Edición sostenible con pandoc, markdown y git. Parte 1: El problema

Supongamos que diez años atrás editamos y publicamos un libro, que ahora necesitamos reimprimir. Los archivos siguen almacenados en un disco duro, de modo que bastaría recuperarlos, abrirlos en InDesign, hacer las correcciones y ajustes que hiciesen falta, y volver a imprimir.

En el disco duro encontramos la carpeta con el proyecto y dentro de esta carpeta, una subcarpeta llamada “tripa” donde efectivamente hay un archivo InDesign. Perfecto. El problema es que mi versión de InDesign decide que no es un archivo con quién quiera tener algún tipo de trato.

InDesign no puede abrir el archivo

El mensaje no solo es desalentador, también es totalmente opaco. ¿Por qué no se puede abrir? ¿El archivo está corrupto? ¿Tiene que ver con la versión de InDesign que estoy usando? Ninguna pista. Podría probar utilizando la versión de InDesign con la que cree el archivo, pero, demonios, hace diez años de eso, ¿cuál podría haber sido? Sin contar con que tendría que descargarla e instalarla y sin ninguna garantía de que el asunto funcionase.

Vamos, pues, al plan B. Que no es otro que localizar la última versión del manuscrito en MS en Word y rehacer la maqueta.

El manuscrito en cuestión se produjo después de un laborioso escaneo: nada extraño considerando que la última edición del libro en cuestión era de hace unos treinta o cuarenta años atrás. Cualquiera que halla escaneado un libro sabe que los resultados distan mucho de definir la palabra prolijidad. El resultado: la corrección tomó un tiempo, primero utilizando herramientas automatizadas (regex, principalmente), y un trabajo denodado de nuestro corrector. Por tanto, el ir y venir de borradores por correo electrónico fue profuso.

Considerando lo anterior, resulta natural (preocupante, pero natural) que cuando miramos en la carpeta que contiene los borradores, encontremos no uno sino una serie de archivos (versión2, versiónfinal, versión definitiva… espera, ¿”versiondefinitiva” es más final que “final” ¿o es al revés?). Siempre podemos buscar sencillamente la última versión del documento en MS Word y trabajar con esa. Pero, ¿es realmente la última o la corrección final fue hecha en InDesign? De ser así, posiblemente podríamos recuperar el log del control de cambios en InDesign… solo que no podemos. ¿O tal vez la revisión más reciente incluía cosas que descartamos en la versión final del libro? Es una posibilidad. De paso y ya que estamos, convendría también revisar los correos electrónicos con el corrector.

documento "final"

Al final escogemos un archivo, y lo abrimos. Naturalmente, los encabezados brillan por su ausencia y después de echar un vistazo en el panel de estilos, sabemos que mapear esto e importarlo de alguna manera indolora en InDesign va a ser la más utópica de las proezas.

Llegado a este punto, habrán pasado un par de horas y estaremos sentados frente al ordenador con deseos de tirarlo por la ventana y correr a ahogarnos de chupitos en algún antro infame.

1.1

Cosas como estas pasan todo el tiempo. Sean estos los problemas, u otros distintos, o una combinación variable de problemas conocidos y otros totalmente novedosos, la combinación MS Word + InDesign rara vez es indolora, sobre todo si consideramos documentos enviados por correctores o traductores o escritores: pueden lucir muy bien, pero rara vez están bien estructurados. Y la tentación del diseño (que es una especie de enfermedad que se apodera tarde o temprano de los usuarios de Word) termina por crear monstruos, para mayor horror de diseñadores y editores.

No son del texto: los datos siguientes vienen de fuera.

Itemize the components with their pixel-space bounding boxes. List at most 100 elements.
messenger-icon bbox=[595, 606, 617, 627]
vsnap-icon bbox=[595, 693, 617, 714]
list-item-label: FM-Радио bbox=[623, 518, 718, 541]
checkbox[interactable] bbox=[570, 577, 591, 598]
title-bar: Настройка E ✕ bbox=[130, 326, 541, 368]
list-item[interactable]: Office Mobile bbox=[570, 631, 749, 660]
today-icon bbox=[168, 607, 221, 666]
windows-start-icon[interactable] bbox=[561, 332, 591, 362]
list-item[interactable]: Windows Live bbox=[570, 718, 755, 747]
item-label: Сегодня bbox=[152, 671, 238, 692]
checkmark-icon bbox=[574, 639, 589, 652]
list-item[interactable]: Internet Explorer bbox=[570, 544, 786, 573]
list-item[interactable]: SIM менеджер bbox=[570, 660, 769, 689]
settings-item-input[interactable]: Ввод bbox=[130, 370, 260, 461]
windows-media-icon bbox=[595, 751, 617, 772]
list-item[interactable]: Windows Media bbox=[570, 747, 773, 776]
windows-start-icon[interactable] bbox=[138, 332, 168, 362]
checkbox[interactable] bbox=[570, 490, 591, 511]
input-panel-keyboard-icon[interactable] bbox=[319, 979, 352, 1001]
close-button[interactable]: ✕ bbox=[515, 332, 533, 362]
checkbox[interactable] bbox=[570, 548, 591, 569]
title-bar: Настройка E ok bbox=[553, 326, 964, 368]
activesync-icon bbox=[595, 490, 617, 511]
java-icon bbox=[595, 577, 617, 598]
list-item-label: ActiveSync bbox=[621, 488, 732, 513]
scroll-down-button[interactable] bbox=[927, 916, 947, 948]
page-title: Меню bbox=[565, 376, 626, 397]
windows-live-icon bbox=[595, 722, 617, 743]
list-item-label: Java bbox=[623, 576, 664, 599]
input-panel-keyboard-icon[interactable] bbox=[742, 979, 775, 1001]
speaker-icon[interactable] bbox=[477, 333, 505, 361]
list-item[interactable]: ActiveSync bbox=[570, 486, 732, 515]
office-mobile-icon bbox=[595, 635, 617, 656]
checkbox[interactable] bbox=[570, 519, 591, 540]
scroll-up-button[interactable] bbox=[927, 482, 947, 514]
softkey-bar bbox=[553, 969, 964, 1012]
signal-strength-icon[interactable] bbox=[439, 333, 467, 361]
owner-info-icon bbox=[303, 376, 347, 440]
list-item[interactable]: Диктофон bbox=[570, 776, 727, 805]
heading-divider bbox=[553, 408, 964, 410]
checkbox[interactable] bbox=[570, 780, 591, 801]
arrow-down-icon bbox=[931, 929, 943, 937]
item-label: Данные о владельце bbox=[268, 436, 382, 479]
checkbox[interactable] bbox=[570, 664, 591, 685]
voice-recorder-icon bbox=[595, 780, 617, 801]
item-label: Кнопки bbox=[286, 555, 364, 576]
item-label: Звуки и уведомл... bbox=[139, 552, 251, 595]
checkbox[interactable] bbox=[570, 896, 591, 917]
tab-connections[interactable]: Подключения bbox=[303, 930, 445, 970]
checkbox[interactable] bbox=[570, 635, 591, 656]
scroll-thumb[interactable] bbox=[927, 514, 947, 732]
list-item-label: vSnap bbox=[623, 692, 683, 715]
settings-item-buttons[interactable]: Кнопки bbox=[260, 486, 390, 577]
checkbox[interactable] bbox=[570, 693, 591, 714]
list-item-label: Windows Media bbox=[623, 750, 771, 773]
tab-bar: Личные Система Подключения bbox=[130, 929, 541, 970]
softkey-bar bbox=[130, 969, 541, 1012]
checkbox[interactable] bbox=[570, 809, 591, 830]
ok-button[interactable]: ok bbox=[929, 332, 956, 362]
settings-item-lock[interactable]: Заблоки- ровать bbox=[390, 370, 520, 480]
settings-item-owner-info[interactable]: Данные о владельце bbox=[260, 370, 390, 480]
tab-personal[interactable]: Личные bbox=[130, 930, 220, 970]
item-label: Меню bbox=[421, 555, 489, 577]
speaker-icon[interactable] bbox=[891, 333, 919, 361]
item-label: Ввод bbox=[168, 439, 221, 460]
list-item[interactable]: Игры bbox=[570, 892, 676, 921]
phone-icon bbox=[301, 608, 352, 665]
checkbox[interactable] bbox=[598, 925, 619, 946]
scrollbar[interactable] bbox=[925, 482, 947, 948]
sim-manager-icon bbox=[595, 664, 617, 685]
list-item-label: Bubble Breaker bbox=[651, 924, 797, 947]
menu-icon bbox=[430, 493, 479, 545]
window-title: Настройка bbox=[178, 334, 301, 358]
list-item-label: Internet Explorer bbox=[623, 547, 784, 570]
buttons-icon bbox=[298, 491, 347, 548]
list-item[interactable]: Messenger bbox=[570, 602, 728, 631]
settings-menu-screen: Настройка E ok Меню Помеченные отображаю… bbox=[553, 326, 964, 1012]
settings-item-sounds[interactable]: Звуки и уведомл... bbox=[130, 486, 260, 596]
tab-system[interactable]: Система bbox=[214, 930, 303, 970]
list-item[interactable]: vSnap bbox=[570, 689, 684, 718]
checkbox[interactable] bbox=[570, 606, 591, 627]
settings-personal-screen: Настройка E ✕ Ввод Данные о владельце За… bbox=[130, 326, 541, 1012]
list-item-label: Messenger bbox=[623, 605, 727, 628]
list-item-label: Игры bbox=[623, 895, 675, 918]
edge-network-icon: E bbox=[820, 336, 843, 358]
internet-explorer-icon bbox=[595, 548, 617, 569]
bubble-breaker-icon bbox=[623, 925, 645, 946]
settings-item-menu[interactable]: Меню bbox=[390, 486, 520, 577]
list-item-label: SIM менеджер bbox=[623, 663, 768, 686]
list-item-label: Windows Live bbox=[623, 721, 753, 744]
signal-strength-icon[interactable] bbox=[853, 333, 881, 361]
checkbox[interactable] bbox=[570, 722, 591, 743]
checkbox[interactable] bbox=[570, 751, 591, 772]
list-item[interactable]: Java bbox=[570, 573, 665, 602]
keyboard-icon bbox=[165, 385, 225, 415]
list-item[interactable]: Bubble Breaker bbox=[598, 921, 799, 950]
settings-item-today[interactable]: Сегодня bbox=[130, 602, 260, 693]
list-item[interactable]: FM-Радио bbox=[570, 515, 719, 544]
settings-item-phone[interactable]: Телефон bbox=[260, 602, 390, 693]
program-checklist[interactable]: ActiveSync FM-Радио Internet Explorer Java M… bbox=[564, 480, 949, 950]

Discutiremos esto en otro lugar, pero sí podemos mencionar rápidamente los problemas de MS Word:

  • Nada sostenible (abrir un documento de una versión antigua de word y esperar que todo funcione es una operación que involucra una dosis importante de azar)
  • El código que genera es confuso y pesado
  • Su sistema de control de versiones es limitado (en funcionalidad y alcance)

Y sin embargo, word es el estándar, lo cual no deja de resultar misterioso. ¿No hay otra manera de hacer las cosas? En efecto la hay. Pero aunque es más eficiente y fluida y nos abre numerosas posibilidades, por alguna razón nadie o casi nadie la utiliza. Ese es el camino que vamos a explorar. Lo que voy a proponer aquí es un flujo de trabajo digital, open source y sostenible, que en mi opinión resuelve muchos de los problemas del workflow tradicional, cuyo principal defecto es que está orientado primariamente a la producción de un material impreso en un entorno digital. Con esto, desde luego, no quiero insinuar que tengo algo en contra del libro impreso, sino más bien que es posible también hacer libros impresos bellamente formateados partiendo de un concepto de producción puramente digital.